It can be said that for some of the planetary boundaries, there is a regime established in an international instrument that at least theoretically establishes a suitable platform for advancing a more focused legal and governance regime to avoid exceeding those boundaries. However, international environmental law ignores the unity, interconnectedness, and interdependence of the ES. This ignorance cannot continue in view of the current scientific knowledge. It is necessary and urgent to give a legal response to take into consideration the ES as an object of law, as well as to consider planetary boundaries and its interactions.
Protecting the Earth System might seem a challenge as it is an intangible good. However, given the characteristics of the climate system, the UNFCCC implicitly establishes an international legal framework for the protection of an intangible good. Likewise, the CBD protects biodiversity because of its importance for the maintenance of the systems necessary for life in the biosphere. Thus, any initiative to recognize the Earth System as an object of law and to protect it would not be the first to protect an intangible good under international environmental law.

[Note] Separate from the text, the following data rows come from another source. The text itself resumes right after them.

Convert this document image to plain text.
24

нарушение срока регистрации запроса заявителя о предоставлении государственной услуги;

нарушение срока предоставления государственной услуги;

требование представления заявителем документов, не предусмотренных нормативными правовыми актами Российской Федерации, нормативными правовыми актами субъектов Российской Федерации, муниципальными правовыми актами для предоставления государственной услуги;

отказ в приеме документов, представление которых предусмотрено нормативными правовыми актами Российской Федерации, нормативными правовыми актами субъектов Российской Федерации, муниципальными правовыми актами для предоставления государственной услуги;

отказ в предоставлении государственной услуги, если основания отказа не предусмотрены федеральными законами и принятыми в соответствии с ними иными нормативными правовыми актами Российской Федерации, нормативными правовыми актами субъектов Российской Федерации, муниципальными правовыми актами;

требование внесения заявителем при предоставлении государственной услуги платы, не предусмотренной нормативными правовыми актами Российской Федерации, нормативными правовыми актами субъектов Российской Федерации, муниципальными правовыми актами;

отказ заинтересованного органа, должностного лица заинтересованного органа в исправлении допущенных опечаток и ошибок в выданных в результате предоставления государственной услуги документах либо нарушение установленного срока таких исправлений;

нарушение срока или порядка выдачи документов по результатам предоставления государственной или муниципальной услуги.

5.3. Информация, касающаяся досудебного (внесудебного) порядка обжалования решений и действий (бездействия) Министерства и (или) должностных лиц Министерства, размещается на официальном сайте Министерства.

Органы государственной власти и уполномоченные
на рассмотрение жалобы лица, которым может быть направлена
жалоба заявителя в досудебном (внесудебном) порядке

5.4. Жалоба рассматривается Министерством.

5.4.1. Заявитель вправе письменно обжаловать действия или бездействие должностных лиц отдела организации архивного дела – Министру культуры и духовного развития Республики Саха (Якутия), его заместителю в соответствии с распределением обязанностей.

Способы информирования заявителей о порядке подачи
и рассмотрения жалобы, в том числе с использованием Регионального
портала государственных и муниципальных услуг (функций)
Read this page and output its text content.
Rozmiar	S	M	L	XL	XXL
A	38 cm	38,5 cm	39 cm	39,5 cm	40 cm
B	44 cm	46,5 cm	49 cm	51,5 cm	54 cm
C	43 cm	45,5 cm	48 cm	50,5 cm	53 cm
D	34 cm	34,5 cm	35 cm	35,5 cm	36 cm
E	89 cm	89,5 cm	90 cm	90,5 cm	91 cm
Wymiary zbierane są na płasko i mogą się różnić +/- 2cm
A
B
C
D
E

We definitively need One Pact for the Earth. The 50th Anniversaries of the creation of UNEP and the Stockholm Conference represent a unique opportunity to overcome the silo approach of our legal framework which does not recognize that, the Earth System by its nature and given its characteristics functions as a global system that is common to all states. That Pact should recognize this reality and introduce a principle on the unity and integrity of the Earth System. This idea is reflected in some way in the EU Green Deal, which aims to abide by planetary boundaries.
This recognition would only be the first step. After, it will be necessary to tackle the governance fragmentation, which lacks a systemic approach to embrace the unity and integrity of the Earth System as well as to advance in the development of an Earth System Law.